My favourite Doctor Who episodes are the more Steampunk ones, this one and a lot of the Victorian era ones that play on Steampunk or Gaslight themes (ie the ghosts that possess the corpses, and the one with the children working in the factory and the giant robot). For me it is not so much the technology that makes it, but the characters, the costumes, that whole sense of the past with a twist that I love so much and is present in my own writing. I also find that some of the Steampunk stories that I love so much are ones that are a little different, not just about machines, but about magic, or a fascinating alternate history twist.
ReplyDeleteWait... hyper-Victorianism? I think you're trying to slip some unexplained nuance in on the sly, Dr. Perschon. For shame. ( And on a Thanksgiving weekend so we Yanks are all drugged up on triptophane.)

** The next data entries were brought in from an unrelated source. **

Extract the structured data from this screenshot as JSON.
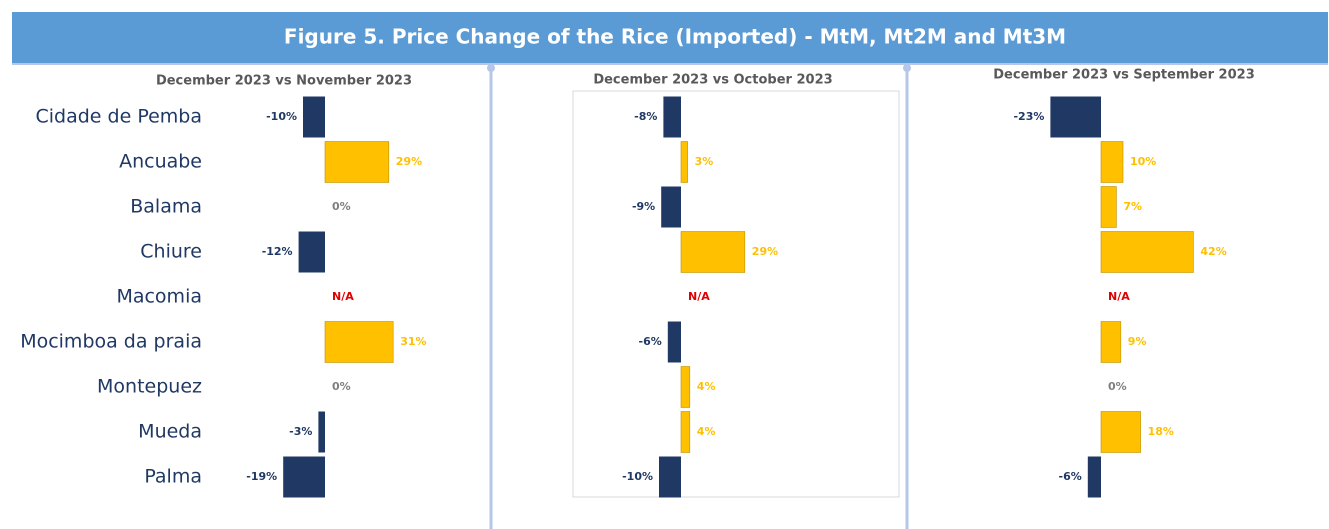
{
  "title": "Figure 5. Price Change of the Rice (Imported) - MtM, Mt2M and Mt3M",
  "categories": [
    "Cidade de Pemba",
    "Ancuabe",
    "Balama",
    "Chiure",
    "Macomia",
    "Mocimboa da praia",
    "Montepuez",
    "Mueda",
    "Palma"
  ],
  "chart_data": [
    {
      "type": "bar",
      "subtitle": "December 2023 vs November 2023",
      "values": [
        -10,
        29,
        0,
        -12,
        null,
        31,
        0,
        -3,
        -19
      ],
      "value_labels": [
        "-10%",
        "29%",
        "0%",
        "-12%",
        "N/A",
        "31%",
        "0%",
        "-3%",
        "-19%"
      ],
      "colors": {
        "negative": "#203864",
        "positive": "#ffc000"
      }
    },
    {
      "type": "bar",
      "subtitle": "December 2023 vs October 2023",
      "values": [
        -8,
        3,
        -9,
        29,
        null,
        -6,
        4,
        4,
        -10
      ],
      "value_labels": [
        "-8%",
        "3%",
        "-9%",
        "29%",
        "N/A",
        "-6%",
        "4%",
        "4%",
        "-10%"
      ],
      "colors": {
        "negative": "#203864",
        "positive": "#ffc000"
      }
    },
    {
      "type": "bar",
      "subtitle": "December 2023 vs September 2023",
      "values": [
        -23,
        10,
        7,
        42,
        null,
        9,
        0,
        18,
        -6
      ],
      "value_labels": [
        "-23%",
        "10%",
        "7%",
        "42%",
        "N/A",
        "9%",
        "0%",
        "18%",
        "-6%"
      ],
      "colors": {
        "negative": "#203864",
        "positive": "#ffc000"
      }
    }
  ]
}
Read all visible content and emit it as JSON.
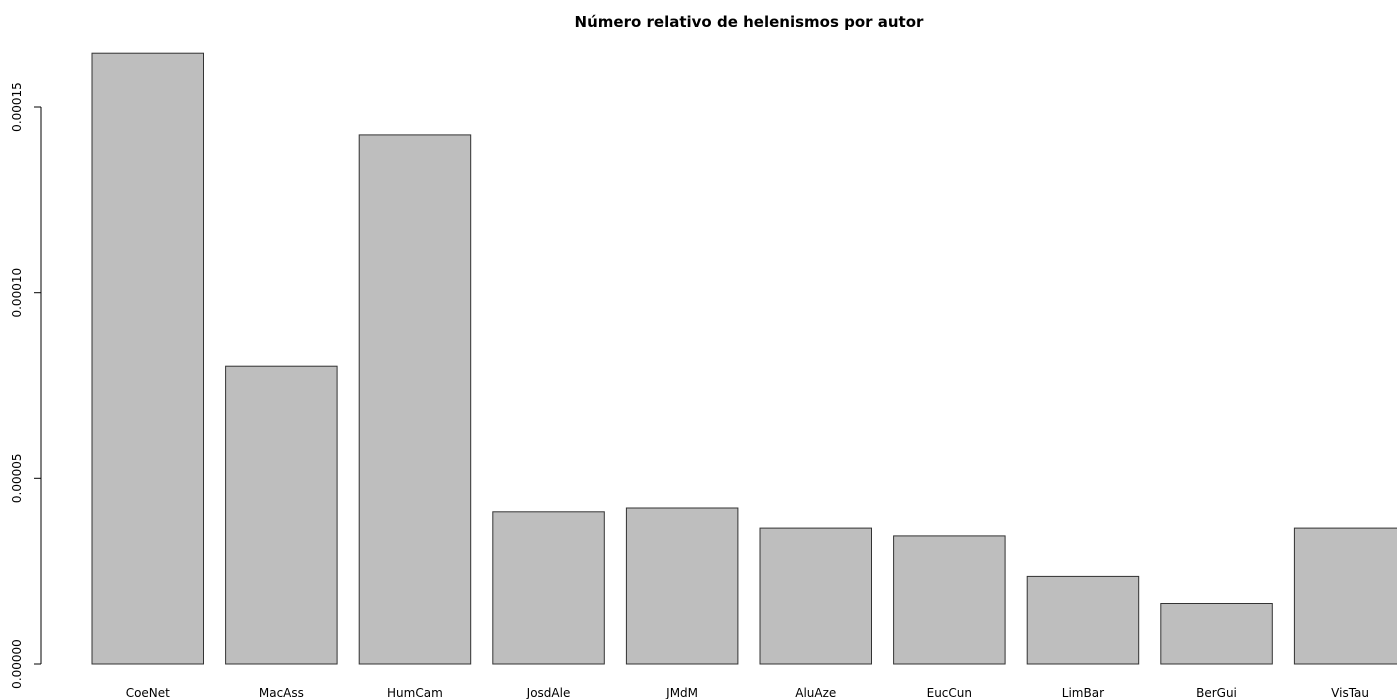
{
  "chart_data": {
    "type": "bar",
    "title": "Número relativo de helenismos por autor",
    "xlabel": "",
    "ylabel": "",
    "categories": [
      "CoeNet",
      "MacAss",
      "HumCam",
      "JosdAle",
      "JMdM",
      "AluAze",
      "EucCun",
      "LimBar",
      "BerGui",
      "VisTau"
    ],
    "values": [
      0.0001645,
      8.02e-05,
      0.0001425,
      4.1e-05,
      4.2e-05,
      3.66e-05,
      3.45e-05,
      2.36e-05,
      1.63e-05,
      3.66e-05
    ],
    "ylim": [
      0,
      0.00015
    ],
    "yticks": [
      0,
      5e-05,
      0.0001,
      0.00015
    ],
    "ytick_labels": [
      "0.00000",
      "0.00005",
      "0.00010",
      "0.00015"
    ],
    "grid": false,
    "legend": "none",
    "colors": {
      "bar_fill": "#bebebe",
      "bar_stroke": "#333333",
      "axis": "#000000"
    }
  }
}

ReplyDeleteLaura - I like the Doctor in the 19th century as well, but I think some of the actors suit it better than others. And I prefer my steampunk off the beaten path as well - not so much the technology, as you say.
ReplyDeleteJack - yes, I'm slipping in an unexplained nuance. I'll do a dedicated post to it sometime soon.
I don't know anything at all about steampunk, but I'm a Doctor Who fan going all the way back to William Hartnell and Patrick Troughton (early to mid 1960s), and I'd be very interested to read your reflections on the classic series, too, Mike, if you feel so inclined.